Truth must be defended irrespective of immediate consequences. It must be defended to encourage the faithful of this generation, and to serve as a witness to faithful of all generations to come.
In the present times, countless good Catholic will feel a great consolation in knowing that they have not been left entirely alone by their clergy. In future centuries, it will be known that, when the rot within the Church was so deep that even Popes were not ashamed to support – if not openly proclaim – heresy, at least some of the Princes of the Church had the guts to stand up for Truth.
There is in the history of the Church a period that is given little attention, but in my opinion was absolutely devastating at the time: the period between Pope Honorius' heretical statement and his death first, and the condemnation of his heresies second. Honorius had given support to the heresy of Monothelitism in 635, with a letter clearly intended to be circulated and to end a controversy. Heresy was, at this point, openly defended. A materially heretical Pope was, at that time, sitting on the throne of Peter.
To my knowledge there was, at the time, not only no convocation of a council to depose the Pope, but also no open confrontation with him and refusal to accept his authority in everything pertaining to his heresy. There was, in short, not only no ecumenical council, but even no Athanasius willing to go against the flow of acquiescence to papal heresy. This went on for three years.
This situation (of a heretical Pope not officially censured) did not end in 638, when the Pope died unchallenged und en-deposed. In fact, the official condemnation of the man as heretic only came more than four decades later, in 680. However, between 638 and 680 we know of continued confrontations between the promoters of the heresy and Rome, with all Popes after Honorius firmly on the side of truth.
Still, the fact remains: a Pope intervenes in a controversy openly supporting a heretical position, and he neither deposed nor (for what I know) denounced as heretic. What a stunning challenge to the faith, what shockingly turbulent times, and without an Athanasius to challenge his Pope Liberius!
We need our Athanasius. We need witnesses for Truth among our Bishops and Cardinals. It does not matter much (though I would love it) if Francis is or is not deposed by an ecumenical council in the end. But it matters that all faithful of this and all future generations know that when the going got tough, tough bishops and cardinals got going.
Today, we cannot mention Liberius without remembering Athanasius. Athanasius stands tall as the man who exposed error not forty years later, but whilst it was happening. As the heresy reared its ugly head, the hero arose to challenge it. But we have no Athanasius for the time of Honorius. Honorius lived three years after his letter, and I have no knowledge of any Athanasius. What a shame.
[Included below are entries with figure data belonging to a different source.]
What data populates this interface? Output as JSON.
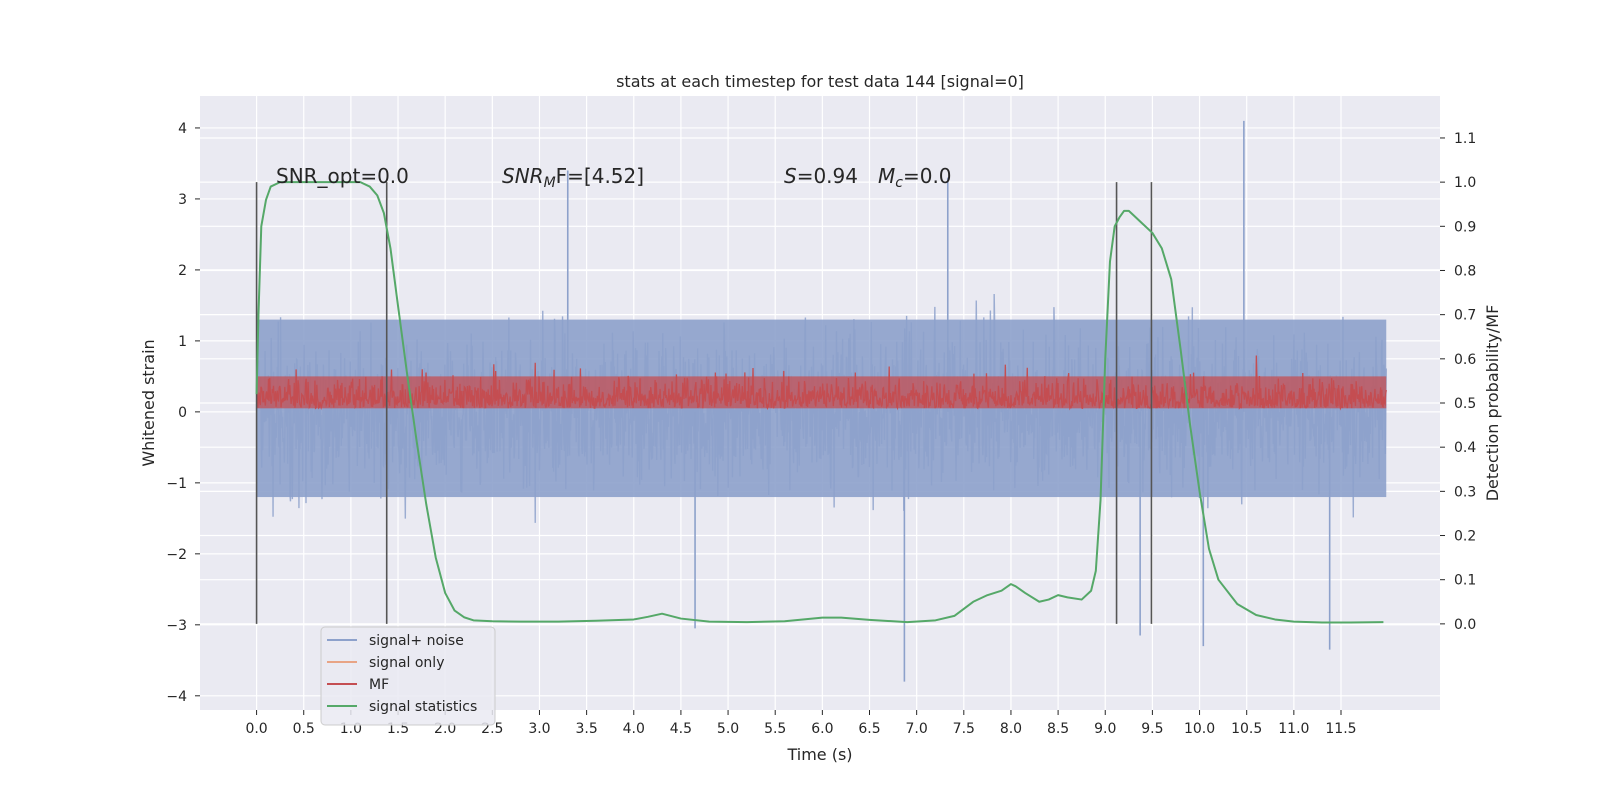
{
  "chart_data": {
    "type": "line",
    "title": "stats at each timestep for test data 144 [signal=0]",
    "xlabel": "Time (s)",
    "ylabel": "Whitened strain",
    "ylabel_right": "Detection probability/MF",
    "xlim": [
      -0.6,
      12.55
    ],
    "ylim": [
      -4.2,
      4.45
    ],
    "ylim_right": [
      -0.195,
      1.195
    ],
    "x_ticks": [
      "0.0",
      "0.5",
      "1.0",
      "1.5",
      "2.0",
      "2.5",
      "3.0",
      "3.5",
      "4.0",
      "4.5",
      "5.0",
      "5.5",
      "6.0",
      "6.5",
      "7.0",
      "7.5",
      "8.0",
      "8.5",
      "9.0",
      "9.5",
      "10.0",
      "10.5",
      "11.0",
      "11.5"
    ],
    "y_ticks": [
      "4",
      "3",
      "2",
      "1",
      "0",
      "−1",
      "−2",
      "−3",
      "−4"
    ],
    "y_ticks_right": [
      "1.1",
      "1.0",
      "0.9",
      "0.8",
      "0.7",
      "0.6",
      "0.5",
      "0.4",
      "0.3",
      "0.2",
      "0.1",
      "0.0"
    ],
    "grid": true,
    "legend_position": "lower-left",
    "annotations": {
      "snr_opt": "SNR_opt=0.0",
      "snr_mf_main": "SNR",
      "snr_mf_sub": "M",
      "snr_mf_rest": "F=[4.52]",
      "s_main": "S",
      "s_rest": "=0.94",
      "mc_main": "M",
      "mc_sub": "c",
      "mc_rest": "=0.0"
    },
    "vertical_markers_x": [
      0.0,
      1.38,
      9.12,
      9.49
    ],
    "series": [
      {
        "name": "signal+ noise",
        "color": "#8da1cb",
        "axis": "left",
        "x_range": [
          0.0,
          11.98
        ],
        "band_typical": [
          -1.2,
          1.3
        ],
        "band_peaks": [
          -3.0,
          3.2
        ],
        "notable_peaks": [
          [
            10.47,
            4.1
          ],
          [
            6.87,
            -3.8
          ],
          [
            3.3,
            3.4
          ],
          [
            11.38,
            -3.35
          ],
          [
            9.37,
            -3.15
          ],
          [
            10.04,
            -3.3
          ],
          [
            7.33,
            3.3
          ],
          [
            4.65,
            -3.05
          ]
        ]
      },
      {
        "name": "signal only",
        "color": "#e8a485",
        "axis": "left",
        "values": []
      },
      {
        "name": "MF",
        "color": "#c44e52",
        "axis": "left",
        "x_range": [
          0.0,
          11.98
        ],
        "band_typical": [
          0.05,
          0.5
        ],
        "band_peaks": [
          0.0,
          0.85
        ]
      },
      {
        "name": "signal statistics",
        "color": "#55a868",
        "axis": "right",
        "x": [
          0.0,
          0.02,
          0.05,
          0.1,
          0.15,
          0.25,
          0.4,
          0.6,
          0.8,
          1.0,
          1.1,
          1.2,
          1.28,
          1.35,
          1.42,
          1.5,
          1.6,
          1.7,
          1.8,
          1.9,
          2.0,
          2.1,
          2.2,
          2.3,
          2.5,
          2.8,
          3.2,
          3.6,
          4.0,
          4.15,
          4.3,
          4.5,
          4.8,
          5.2,
          5.6,
          6.0,
          6.2,
          6.5,
          6.9,
          7.2,
          7.4,
          7.6,
          7.75,
          7.9,
          8.0,
          8.05,
          8.15,
          8.3,
          8.4,
          8.5,
          8.6,
          8.75,
          8.85,
          8.9,
          8.95,
          9.0,
          9.05,
          9.1,
          9.15,
          9.2,
          9.25,
          9.3,
          9.4,
          9.5,
          9.6,
          9.7,
          9.8,
          9.9,
          10.0,
          10.1,
          10.2,
          10.4,
          10.6,
          10.8,
          11.0,
          11.3,
          11.6,
          11.95
        ],
        "values": [
          0.52,
          0.7,
          0.9,
          0.96,
          0.99,
          1.0,
          1.0,
          1.0,
          1.0,
          1.0,
          1.0,
          0.99,
          0.97,
          0.93,
          0.85,
          0.72,
          0.56,
          0.41,
          0.27,
          0.15,
          0.07,
          0.03,
          0.015,
          0.008,
          0.006,
          0.005,
          0.005,
          0.007,
          0.01,
          0.016,
          0.023,
          0.012,
          0.005,
          0.004,
          0.006,
          0.014,
          0.014,
          0.009,
          0.004,
          0.008,
          0.018,
          0.05,
          0.065,
          0.075,
          0.09,
          0.085,
          0.07,
          0.05,
          0.055,
          0.065,
          0.06,
          0.055,
          0.075,
          0.12,
          0.28,
          0.6,
          0.82,
          0.9,
          0.92,
          0.935,
          0.935,
          0.925,
          0.905,
          0.885,
          0.85,
          0.78,
          0.62,
          0.45,
          0.3,
          0.17,
          0.1,
          0.045,
          0.02,
          0.01,
          0.005,
          0.003,
          0.003,
          0.004
        ]
      }
    ]
  }
}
We are now repeating the situation in the times of Honorius: a Pope (at least materially) promotes heretical positions and we have no more than rumblings, rumblings which must certainly have existed also in the time of Honorius because they aren't dangerous. But those willing to stand up and openly proclaim the faith against papal sponsored heresy, we do not have them.
Cardinal Burke & Co. are in front of a choice: to be the Athanasius of our time or to remain silent in a time of heresy openly proclaimed and shamelessly spread. They have failed all of us up to now. They actually give the impression that they would have liked to be like Athanasius if it could have been done without risk, but have decided to revert to the behaviour of Honorius' bishops when it became clear they do not have the support they thought they had. Paper tigers, the four of them.
Athanasius did not wonder how many would follow him. His famous contra mundum statement is the most glorious example of faith defended no matter what the consequences. Athanasius was a giant.
Do we live in times of Giants or Dwarves?
I fear I know the answer, but I would love to be proved wrong.